PFW: ANTHONY VACCARELLO F/W 2016

Anthony Vaccarello F/W 2016
Anthony Vaccarello F/W 2016

Talking with people in Paris today has had a sense of the surreal. The fashion community here tends to avoid external political matters to the degree it can, but today everyone was going out of their way to make sure topics that might be sensitive to one community or another weren’t even brought up. Parisians are trying very hard to continue on as though everything here is just fine, thank you. Smiles are there, but every time a Vespa makes a strange noise or someone yells, people jump. Security at fashion events has always been tight, but today it is doubled, even at the smaller shows. This isn’t a calm and relaxed Paris at the start of this fashion week.

The day started with shows from lesser known designers and by the time we got down to Anthony Vaccarello this evening there was a hint of a party atmosphere as the rains let up for a while and fog rolled across cobblestone streets making everything picturesque. Guests were chatty and ready for a show that is historically very sensual and full of skin-tight leather. Vaccarello didn’t disappoint.

He calls this collection “Sex and Le Smoking,” and one can certainly understand why. The first piece is a black jacket open all the way to the waist where it is fastened with corset lacing over skin-tight pants. Pay attention to the lacing, as that is the primary cohesive element throughout the collection. Vaccarello uses  it everywhere, and there are times when it actually gets a tad creative, such as the side stitching of a sheer black mesh dress. Sometimes the element was hidden, as with the attachment of a fur hood to a coat, but it was there in almost every piece. The inference seems especially appropriate for Parisian couture and guests seemed quite pleased with how it was used.
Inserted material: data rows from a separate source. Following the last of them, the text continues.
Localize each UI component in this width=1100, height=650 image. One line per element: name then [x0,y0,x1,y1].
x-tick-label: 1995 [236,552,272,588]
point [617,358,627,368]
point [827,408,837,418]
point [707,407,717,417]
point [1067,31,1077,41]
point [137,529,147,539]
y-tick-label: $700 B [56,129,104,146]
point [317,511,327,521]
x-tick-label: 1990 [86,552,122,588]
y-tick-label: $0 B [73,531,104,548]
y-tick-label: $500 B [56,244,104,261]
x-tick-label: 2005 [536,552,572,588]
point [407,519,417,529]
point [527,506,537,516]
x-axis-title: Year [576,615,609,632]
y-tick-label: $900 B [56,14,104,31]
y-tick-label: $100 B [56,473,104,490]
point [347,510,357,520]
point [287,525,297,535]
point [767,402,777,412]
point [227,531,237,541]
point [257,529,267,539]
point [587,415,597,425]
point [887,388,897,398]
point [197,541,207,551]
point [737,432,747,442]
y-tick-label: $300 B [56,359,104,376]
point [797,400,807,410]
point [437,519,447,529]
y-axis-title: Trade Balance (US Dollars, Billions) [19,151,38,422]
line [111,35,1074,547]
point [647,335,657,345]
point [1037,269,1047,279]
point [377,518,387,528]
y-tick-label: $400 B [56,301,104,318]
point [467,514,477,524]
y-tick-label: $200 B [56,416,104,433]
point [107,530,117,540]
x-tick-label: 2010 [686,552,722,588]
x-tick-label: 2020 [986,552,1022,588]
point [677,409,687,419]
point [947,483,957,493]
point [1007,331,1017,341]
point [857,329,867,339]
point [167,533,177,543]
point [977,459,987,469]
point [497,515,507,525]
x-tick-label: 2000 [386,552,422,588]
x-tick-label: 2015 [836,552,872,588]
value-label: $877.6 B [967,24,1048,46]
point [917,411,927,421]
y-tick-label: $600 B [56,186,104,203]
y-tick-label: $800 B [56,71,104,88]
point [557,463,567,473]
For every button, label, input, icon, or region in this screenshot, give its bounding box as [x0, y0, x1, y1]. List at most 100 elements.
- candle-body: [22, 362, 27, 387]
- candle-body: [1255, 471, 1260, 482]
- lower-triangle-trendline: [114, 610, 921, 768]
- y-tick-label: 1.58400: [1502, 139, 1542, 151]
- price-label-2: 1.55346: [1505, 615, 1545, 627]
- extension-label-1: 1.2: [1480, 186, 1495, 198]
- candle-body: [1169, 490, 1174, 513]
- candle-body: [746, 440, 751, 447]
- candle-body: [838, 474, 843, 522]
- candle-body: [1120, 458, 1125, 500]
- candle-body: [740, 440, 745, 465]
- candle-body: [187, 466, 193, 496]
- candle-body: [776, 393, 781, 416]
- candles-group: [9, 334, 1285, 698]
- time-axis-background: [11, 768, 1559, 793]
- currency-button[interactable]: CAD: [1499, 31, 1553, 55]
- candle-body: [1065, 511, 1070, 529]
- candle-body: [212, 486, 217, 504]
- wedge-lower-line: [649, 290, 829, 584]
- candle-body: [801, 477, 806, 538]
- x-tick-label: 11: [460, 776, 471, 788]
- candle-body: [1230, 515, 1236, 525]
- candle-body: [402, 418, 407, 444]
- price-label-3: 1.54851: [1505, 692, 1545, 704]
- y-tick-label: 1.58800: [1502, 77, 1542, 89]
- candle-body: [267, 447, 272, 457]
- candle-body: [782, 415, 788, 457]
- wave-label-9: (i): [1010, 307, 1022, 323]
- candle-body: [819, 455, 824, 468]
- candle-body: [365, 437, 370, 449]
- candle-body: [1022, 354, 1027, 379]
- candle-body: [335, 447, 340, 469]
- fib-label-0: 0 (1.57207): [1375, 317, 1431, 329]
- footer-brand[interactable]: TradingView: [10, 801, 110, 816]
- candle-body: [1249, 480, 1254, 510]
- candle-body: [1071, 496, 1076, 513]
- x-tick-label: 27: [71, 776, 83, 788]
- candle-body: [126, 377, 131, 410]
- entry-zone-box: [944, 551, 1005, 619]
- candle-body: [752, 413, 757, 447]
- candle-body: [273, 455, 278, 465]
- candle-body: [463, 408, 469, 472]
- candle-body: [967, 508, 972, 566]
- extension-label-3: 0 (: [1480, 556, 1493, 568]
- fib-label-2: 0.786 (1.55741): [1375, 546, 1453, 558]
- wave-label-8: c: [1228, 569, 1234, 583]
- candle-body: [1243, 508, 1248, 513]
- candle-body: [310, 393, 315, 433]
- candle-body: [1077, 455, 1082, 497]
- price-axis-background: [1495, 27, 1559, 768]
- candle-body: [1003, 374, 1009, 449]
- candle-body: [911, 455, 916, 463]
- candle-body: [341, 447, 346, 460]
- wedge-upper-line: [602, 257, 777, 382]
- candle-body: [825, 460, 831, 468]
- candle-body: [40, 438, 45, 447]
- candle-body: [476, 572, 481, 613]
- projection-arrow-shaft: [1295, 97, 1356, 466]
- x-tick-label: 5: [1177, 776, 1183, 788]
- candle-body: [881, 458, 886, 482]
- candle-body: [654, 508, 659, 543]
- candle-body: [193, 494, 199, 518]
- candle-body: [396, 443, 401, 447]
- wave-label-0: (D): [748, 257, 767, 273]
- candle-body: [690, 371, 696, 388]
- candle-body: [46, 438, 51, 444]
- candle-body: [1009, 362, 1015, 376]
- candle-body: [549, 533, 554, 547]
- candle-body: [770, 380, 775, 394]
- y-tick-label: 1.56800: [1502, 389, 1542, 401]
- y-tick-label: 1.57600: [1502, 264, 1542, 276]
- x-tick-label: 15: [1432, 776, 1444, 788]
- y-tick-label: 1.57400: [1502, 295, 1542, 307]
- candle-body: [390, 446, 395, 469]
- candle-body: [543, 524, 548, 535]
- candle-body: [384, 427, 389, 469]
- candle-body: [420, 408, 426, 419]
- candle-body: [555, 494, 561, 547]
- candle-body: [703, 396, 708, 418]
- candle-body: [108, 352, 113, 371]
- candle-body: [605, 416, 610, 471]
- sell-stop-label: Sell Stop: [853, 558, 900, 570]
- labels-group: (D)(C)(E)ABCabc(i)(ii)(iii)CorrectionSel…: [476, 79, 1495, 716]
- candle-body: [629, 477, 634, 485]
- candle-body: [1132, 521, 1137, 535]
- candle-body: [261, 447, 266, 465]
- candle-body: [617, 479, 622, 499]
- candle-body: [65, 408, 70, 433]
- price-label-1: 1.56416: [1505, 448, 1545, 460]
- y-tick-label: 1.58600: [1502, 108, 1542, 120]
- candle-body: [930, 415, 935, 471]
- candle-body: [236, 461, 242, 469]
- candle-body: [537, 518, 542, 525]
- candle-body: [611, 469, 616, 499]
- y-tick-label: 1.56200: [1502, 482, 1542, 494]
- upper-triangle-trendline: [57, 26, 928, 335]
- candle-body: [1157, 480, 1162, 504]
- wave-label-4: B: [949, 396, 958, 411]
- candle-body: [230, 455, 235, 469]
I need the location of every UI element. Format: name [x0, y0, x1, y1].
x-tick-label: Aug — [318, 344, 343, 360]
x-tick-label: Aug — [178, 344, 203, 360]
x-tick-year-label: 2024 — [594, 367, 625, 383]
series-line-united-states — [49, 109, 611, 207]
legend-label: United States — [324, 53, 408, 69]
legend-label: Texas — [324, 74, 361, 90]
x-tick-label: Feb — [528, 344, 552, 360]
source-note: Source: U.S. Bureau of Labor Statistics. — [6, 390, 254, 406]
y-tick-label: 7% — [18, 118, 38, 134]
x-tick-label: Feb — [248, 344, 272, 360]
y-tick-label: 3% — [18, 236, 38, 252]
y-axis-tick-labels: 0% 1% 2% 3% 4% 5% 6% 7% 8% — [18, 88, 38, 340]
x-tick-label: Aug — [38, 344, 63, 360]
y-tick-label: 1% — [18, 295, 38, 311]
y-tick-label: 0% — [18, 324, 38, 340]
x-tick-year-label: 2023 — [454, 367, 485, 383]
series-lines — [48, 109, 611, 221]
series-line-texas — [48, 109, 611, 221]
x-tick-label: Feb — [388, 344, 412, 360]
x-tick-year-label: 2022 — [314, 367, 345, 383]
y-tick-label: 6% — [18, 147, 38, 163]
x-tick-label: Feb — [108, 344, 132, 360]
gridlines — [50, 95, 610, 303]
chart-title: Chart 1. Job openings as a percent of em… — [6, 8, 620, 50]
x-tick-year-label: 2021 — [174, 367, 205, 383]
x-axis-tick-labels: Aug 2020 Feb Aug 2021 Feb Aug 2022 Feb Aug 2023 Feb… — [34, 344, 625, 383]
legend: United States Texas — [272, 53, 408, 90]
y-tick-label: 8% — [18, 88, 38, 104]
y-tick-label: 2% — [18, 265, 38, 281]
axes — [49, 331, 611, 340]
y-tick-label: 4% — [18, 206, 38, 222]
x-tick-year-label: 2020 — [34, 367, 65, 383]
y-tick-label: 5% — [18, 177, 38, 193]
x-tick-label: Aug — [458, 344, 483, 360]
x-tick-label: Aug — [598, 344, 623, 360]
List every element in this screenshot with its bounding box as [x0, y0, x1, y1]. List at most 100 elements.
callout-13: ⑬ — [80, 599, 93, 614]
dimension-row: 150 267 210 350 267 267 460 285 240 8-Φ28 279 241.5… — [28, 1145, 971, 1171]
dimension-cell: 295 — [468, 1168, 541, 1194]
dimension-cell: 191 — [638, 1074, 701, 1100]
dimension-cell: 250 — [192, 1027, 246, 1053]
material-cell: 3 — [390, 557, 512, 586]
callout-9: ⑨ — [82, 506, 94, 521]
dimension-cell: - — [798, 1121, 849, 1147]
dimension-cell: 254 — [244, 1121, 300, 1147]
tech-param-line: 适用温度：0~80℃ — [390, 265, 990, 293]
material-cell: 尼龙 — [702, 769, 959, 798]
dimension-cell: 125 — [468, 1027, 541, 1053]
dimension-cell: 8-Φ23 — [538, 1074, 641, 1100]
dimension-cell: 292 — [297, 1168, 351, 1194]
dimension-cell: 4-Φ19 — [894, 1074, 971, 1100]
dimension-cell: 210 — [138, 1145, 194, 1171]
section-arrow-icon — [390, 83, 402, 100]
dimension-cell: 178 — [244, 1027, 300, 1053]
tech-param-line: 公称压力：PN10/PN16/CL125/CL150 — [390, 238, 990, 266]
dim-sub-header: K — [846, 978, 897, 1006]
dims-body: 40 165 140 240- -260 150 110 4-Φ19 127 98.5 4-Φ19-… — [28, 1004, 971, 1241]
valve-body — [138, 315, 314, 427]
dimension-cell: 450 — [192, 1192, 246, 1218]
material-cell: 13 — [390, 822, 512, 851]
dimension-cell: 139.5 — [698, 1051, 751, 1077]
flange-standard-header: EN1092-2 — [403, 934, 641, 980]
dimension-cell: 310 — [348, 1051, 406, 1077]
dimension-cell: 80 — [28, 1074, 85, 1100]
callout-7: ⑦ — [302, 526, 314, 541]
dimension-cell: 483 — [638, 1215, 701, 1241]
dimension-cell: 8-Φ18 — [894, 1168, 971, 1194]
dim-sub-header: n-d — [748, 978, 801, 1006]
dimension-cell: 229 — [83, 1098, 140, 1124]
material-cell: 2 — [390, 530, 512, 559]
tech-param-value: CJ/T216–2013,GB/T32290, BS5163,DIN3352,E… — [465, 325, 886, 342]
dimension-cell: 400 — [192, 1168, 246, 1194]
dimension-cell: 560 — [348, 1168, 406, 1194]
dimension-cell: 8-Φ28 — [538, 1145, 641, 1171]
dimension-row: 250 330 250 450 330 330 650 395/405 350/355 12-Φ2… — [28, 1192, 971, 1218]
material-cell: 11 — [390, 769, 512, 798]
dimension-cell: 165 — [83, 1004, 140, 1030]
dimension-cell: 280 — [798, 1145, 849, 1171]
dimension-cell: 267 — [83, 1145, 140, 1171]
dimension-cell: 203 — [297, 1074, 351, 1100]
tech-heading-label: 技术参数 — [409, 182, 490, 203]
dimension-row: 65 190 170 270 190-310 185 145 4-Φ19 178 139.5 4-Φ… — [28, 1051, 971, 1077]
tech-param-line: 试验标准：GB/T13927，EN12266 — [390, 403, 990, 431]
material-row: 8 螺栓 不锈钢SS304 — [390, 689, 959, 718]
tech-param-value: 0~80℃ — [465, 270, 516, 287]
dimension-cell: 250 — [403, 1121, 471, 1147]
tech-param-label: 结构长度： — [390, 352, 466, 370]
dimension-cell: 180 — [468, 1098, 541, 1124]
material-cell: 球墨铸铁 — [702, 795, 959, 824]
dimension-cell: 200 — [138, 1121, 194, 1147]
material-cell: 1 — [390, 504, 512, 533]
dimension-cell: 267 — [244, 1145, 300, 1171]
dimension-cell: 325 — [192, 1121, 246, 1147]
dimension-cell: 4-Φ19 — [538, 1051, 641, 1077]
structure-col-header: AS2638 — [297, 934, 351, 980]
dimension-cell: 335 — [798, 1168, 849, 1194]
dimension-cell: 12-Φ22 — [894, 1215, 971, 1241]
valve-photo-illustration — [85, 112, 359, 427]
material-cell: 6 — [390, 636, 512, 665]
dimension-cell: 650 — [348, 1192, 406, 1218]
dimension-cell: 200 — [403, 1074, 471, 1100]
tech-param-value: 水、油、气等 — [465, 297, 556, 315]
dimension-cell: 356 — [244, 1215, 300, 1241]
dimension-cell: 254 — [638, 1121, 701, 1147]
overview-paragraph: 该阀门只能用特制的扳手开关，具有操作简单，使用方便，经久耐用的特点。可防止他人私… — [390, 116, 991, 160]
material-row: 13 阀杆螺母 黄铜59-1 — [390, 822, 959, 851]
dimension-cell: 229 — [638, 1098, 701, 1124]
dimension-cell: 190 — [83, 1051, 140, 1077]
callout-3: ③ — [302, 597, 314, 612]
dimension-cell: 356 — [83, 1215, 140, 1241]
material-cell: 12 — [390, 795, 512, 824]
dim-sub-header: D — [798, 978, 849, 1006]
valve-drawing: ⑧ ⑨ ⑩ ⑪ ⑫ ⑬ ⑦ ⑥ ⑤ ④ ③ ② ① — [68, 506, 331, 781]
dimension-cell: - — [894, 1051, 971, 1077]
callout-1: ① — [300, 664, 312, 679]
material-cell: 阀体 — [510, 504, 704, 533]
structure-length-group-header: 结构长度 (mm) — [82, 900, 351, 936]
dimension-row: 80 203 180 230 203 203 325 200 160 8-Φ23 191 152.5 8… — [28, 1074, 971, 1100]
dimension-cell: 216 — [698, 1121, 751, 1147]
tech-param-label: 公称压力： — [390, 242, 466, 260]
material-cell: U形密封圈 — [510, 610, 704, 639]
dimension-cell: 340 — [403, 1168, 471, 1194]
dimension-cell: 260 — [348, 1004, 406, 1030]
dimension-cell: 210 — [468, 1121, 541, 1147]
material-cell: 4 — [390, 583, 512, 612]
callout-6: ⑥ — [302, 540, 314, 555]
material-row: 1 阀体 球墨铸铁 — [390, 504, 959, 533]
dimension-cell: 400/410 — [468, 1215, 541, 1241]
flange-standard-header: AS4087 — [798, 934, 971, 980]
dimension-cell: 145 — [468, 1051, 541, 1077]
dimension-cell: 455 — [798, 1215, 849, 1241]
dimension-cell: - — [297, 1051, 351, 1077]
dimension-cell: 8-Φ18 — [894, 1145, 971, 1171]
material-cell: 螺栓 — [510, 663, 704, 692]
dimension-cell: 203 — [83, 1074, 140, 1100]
Pieces that stood out include an all-leather hoodie, which I’m guessing weighs about half as much as the model; black mesh dresses, a couple of which are uniquely fastened with a peplum ruffle and metal fasteners, as though there might be a circumstance in which one would want to remove half the dress, and a black leather jacket with tails. Vaccarello uses those metal fasteners more than a few times, even with sheer pieces, and doing so creates unique asymmetrical silhouettes that are attractive and a bit dangerous at the same time. But then, the Vaccarello woman lives on that edge anyway, so I’m sure this is a touch she loves.

The big surprise was that there was actually a floral pattern in this mostly shades-of-black collection. They appeared first stitched into a sweater, which was an unexpected touch of softness, and then later sequined onto leather jackets. We’re not accustomed to seeing such things in a Vaccarello line and judging by the gasps and awe it might be something he wants to consider bringing back.

Still, one the whole, this collection is very much a variation of the sexy, well-tailored Vaccarello theme. He knows his audience well and plays to them quite faithfully. There is just enough newness to keep the looks fresh, but nothing that takes any serious risks. Such is how all of Paris Fashion Week is likely to be. Everyone is very careful about which risks they take.